Les pourcentages de personnes qui répondaient oui à la question « avez vous fumé 20 cigarettes dans les 30 derniers jours ? », pour chaque groupe de résultats radiologiques sont indiqués dans le tableau ci-dessous :
Pourcentages de fumeurs | Scanner normal | Anomalie mineure non suspecte | Anomalie significative non suspecte | Suspicion de cancer (stable depuis dernière imagerie) | Suspicion de cancer (nouvelle ou augmentée depuis dernière imagerie) |
T1 vs T0 | 87,4 | 86,4 | 85 | NA | 81,7 |
T2 vs T1 | 83,1 | 82,2 | 80,5 | 79,2 | 78,4 |
T3 vs T2 | 78,3 | 76,3 | 73,3 | 73,9 | 71,9 |
T4 vs T2 | 73,6 | 71,8 | 68,4 | 69,9 | 68 |
T5 vs T2 | 68,1 | 67,4 | 64,5 | 65,4 | 63,6 |
T6 vs T2 | 64,5 | 63,7 | 60,3 | 60,8 | 58,1 |
T7 vs T2 | 61,8 | 60,7 | 60,9 | 58,1 | 56,7 |
Ce tableau fournit quatre informations importantes :
- chaque année le nombre de fumeurs diminue.
- Cette diminution est d’autant plus importante qu’une anomalie a été découverte.
- Au sein des patients qui ont une anomalie, la diminution est d’autant plus importante qu’il existe une anomalies significative et surtout une suspicion de cancer.
- Enfin ces modifications du tabagisme sont durables et persistent pendant les quatre années qui suivent les 3 scanners annuels de l’étude.
La plupart de ces différences, comme le montre le tableau ci-dessous qui concerne les résultats du scanner précédent, sont significatives.
Résultats du scanner précédent | Odds ratio (95%) CI | p |
Normal | Référence | 0,005 |
Anomalie mineure non suspecte | 0,914 (0,859 -0,974) | <0,001 |
Anomalie significative non suspecte | 0,811 (0,722 -0,912) | <0,001 |
Suspicion de cancer (stable depuis dernière imagerie) | 0,785 (0,706 -0,872) | <0,001 |
Suspicion de cancer (nouvelle ou augmentée depuis dernière imagerie) | 0,663 (0,607 -0,724) | <0,001 |
A la lecture de ces résultats, on voit que le dépistage n’a pas d’effet négatif sur le tabagisme, bien au contraire.

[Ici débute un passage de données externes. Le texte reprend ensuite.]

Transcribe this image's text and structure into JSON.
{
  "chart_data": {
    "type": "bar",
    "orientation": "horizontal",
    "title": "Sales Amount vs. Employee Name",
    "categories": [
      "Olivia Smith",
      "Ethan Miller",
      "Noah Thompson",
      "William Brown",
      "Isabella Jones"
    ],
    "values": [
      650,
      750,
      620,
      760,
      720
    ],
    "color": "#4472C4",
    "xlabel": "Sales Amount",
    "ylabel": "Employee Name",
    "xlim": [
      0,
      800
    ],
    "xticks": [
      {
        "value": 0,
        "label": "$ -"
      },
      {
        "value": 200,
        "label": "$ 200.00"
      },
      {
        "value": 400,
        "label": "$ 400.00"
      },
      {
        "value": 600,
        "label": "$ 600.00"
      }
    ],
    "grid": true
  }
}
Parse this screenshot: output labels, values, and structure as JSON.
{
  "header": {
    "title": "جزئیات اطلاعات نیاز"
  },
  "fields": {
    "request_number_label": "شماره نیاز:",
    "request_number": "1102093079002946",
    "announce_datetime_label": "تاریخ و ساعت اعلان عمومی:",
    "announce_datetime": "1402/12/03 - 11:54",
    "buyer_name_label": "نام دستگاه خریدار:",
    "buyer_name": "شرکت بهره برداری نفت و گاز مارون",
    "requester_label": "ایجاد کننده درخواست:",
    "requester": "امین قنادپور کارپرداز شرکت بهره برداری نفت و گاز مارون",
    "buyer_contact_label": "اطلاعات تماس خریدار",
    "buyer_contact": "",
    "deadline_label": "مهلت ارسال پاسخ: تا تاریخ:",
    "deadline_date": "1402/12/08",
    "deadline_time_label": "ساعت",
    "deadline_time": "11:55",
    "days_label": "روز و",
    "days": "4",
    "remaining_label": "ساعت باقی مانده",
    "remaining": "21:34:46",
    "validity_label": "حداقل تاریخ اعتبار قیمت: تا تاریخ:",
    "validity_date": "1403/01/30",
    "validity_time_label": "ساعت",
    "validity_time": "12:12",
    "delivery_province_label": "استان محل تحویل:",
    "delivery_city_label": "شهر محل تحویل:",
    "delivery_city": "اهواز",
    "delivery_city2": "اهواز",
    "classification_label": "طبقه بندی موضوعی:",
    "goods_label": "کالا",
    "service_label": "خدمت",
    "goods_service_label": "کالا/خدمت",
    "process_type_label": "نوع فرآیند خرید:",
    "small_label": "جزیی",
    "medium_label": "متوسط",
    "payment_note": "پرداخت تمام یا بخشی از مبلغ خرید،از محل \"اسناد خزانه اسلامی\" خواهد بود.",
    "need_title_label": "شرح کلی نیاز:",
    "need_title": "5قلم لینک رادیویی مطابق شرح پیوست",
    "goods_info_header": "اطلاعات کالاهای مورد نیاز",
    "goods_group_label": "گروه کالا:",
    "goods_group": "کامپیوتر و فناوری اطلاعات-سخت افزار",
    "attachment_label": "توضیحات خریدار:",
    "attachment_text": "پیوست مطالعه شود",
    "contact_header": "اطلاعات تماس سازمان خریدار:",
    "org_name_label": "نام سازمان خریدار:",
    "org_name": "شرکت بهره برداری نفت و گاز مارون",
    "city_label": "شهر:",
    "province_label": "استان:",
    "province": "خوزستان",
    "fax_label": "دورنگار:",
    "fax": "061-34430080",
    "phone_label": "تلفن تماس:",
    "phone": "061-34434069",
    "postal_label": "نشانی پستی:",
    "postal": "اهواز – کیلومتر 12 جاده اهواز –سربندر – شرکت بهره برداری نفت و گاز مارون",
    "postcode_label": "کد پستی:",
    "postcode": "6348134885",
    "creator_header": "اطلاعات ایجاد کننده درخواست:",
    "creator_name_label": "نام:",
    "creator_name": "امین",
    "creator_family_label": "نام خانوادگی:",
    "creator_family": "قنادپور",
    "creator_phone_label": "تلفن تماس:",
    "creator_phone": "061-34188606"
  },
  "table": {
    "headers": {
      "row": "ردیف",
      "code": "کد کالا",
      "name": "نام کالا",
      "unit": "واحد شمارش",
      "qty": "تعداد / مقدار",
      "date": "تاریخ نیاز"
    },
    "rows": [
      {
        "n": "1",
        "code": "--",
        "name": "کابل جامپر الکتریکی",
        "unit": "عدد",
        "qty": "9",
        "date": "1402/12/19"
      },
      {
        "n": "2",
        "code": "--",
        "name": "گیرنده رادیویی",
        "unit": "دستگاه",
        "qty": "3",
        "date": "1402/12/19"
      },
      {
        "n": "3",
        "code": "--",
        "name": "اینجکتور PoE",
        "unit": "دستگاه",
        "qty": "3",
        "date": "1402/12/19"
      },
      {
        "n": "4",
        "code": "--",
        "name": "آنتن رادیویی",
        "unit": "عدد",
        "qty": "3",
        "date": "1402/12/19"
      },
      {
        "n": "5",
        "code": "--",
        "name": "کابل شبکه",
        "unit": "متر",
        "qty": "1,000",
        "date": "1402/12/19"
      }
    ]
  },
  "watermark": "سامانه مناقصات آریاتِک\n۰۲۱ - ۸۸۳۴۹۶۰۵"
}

Le tabagisme est diminué pendant et après une campagne de dépistage, et ce de façon durable.
Comme le soulignent les auteurs, les futurs programmes de dépistage devront prendre en compte ces faits, et même chercher à les amplifier en intégrant un programme efficace d’incitation à la cessation du tabac.
Ainsi on peut s'attendre à un effet doublement bénéfique des campagnes de dépistage du cancer du poumon, non seulement sur la mortalité par cancer broncho-pulmonaire elle-même, mais sur toutes les autres causes de mortalité liée au tabac.
Reference
Impact of lung cancer screening results on smoking cessation.
Tammemägi MC1, Berg CD2, Riley TL2, Cunningham CR2, Taylor KL2.